Enslaved Africans also worked in urban areas, helping build them up. About 10 percent of the enslaved African population in the United States lived in cities like Charleston, South Carolina; Richmond, Virginia; Savannah, Georgia; Mobile, Alabama; New York; Philadelphia and New Orleans. All had sizable enslaved populations. In the Southern cities, they totaled approximately a third of the population, meaning they had the numbers to produce lots of work.
Value Based on Skills
The scope of jobs the enslaved were forced to do was vast, and their value was based on their skills. They were domestics, but also fishermen, coopers, draymen, sailors, masons, bricklayers, blacksmiths, bakers, tailors, peddlers, painters and porters.

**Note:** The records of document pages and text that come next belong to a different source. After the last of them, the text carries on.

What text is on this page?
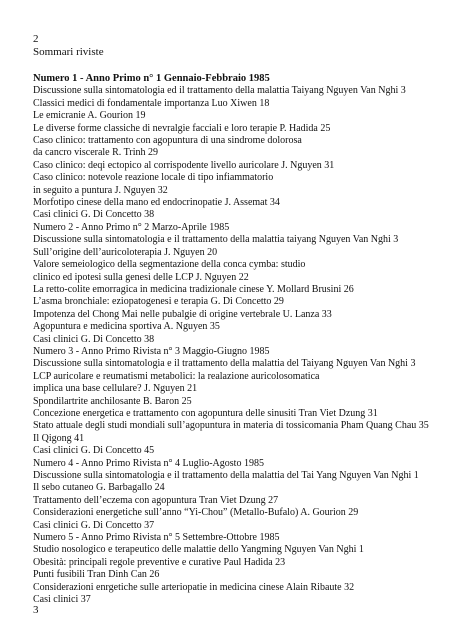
2

Sommari riviste

Numero 1 - Anno Primo n° 1 Gennaio-Febbraio 1985
Discussione sulla sintomatologia ed il trattamento della malattia Taiyang Nguyen Van Nghi 3
Classici medici di fondamentale importanza Luo Xiwen 18
Le emicranie A. Gourion 19
Le diverse forme classiche di nevralgie facciali e loro terapie P. Hadida 25
Caso clinico: trattamento con agopuntura di una sindrome dolorosa
da cancro viscerale R. Trinh 29
Caso clinico: deqi ectopico al corrispodente livello auricolare J. Nguyen 31
Caso clinico: notevole reazione locale di tipo infiammatorio
in seguito a puntura J. Nguyen 32
Morfotipo cinese della mano ed endocrinopatie J. Assemat 34
Casi clinici G. Di Concetto 38
Numero 2 - Anno Primo n° 2 Marzo-Aprile 1985
Discussione sulla sintomatologia e il trattamento della malattia taiyang Nguyen Van Nghi 3
Sull’origine dell’auricoloterapia J. Nguyen 20
Valore semeiologico della segmentazione della conca cymba: studio
clinico ed ipotesi sulla genesi delle LCP J. Nguyen 22
La retto-colite emorragica in medicina tradizionale cinese Y. Mollard Brusini 26
L’asma bronchiale: eziopatogenesi e terapia G. Di Concetto 29
Impotenza del Chong Mai nelle pubalgie di origine vertebrale U. Lanza 33
Agopuntura e medicina sportiva A. Nguyen 35
Casi clinici G. Di Concetto 38
Numero 3 - Anno Primo Rivista n° 3 Maggio-Giugno 1985
Discussione sulla sintomatologia e il trattamento della malattia del Taiyang Nguyen Van Nghi 3
LCP auricolare e reumatismi metabolici: la realazione auricolosomatica
implica una base cellulare? J. Nguyen 21
Spondilartrite anchilosante B. Baron 25
Concezione energetica e trattamento con agopuntura delle sinusiti Tran Viet Dzung 31
Stato attuale degli studi mondiali sull’agopuntura in materia di tossicomania Pham Quang Chau 35
Il Qigong 41
Casi clinici G. Di Concetto 45
Numero 4 - Anno Primo Rivista n° 4 Luglio-Agosto 1985
Discussione sulla sintomatologia e il trattamento della malattia del Tai Yang Nguyen Van Nghi 1
Il sebo cutaneo G. Barbagallo 24
Trattamento dell’eczema con agopuntura Tran Viet Dzung 27
Considerazioni energetiche sull’anno “Yi-Chou” (Metallo-Bufalo) A. Gourion 29
Casi clinici G. Di Concetto 37
Numero 5 - Anno Primo Rivista n° 5 Settembre-Ottobre 1985
Studio nosologico e terapeutico delle malattie dello Yangming Nguyen Van Nghi 1
Obesità: principali regole preventive e curative Paul Hadida 23
Punti fusibili Tran Dinh Can 26
Considerazioni enrgetiche sulle arteriopatie in medicina cinese Alain Ribaute 32
Casi clinici 37

3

Some were hired out to work as skilled laborers on plantations, on public works projects, and in industrial enterprises. And even a small number of the enslaved hired themselves out and paid their owners a percentage of their earnings. According to MeasuringWorth.com, a premium was paid if the slave was an artisan — particularly a blacksmith (+55 percent), a carpenter (+45 percent), a cook (+20 percent) or possessed other domestic skills (+15 percent). On the other hand, an enslaved person’s price was discounted if the person was known to be a runaway (-60 percent), was disabled (-60 percent), had a vice such as drinking (-50 percent) or was physically impaired (-30 percent).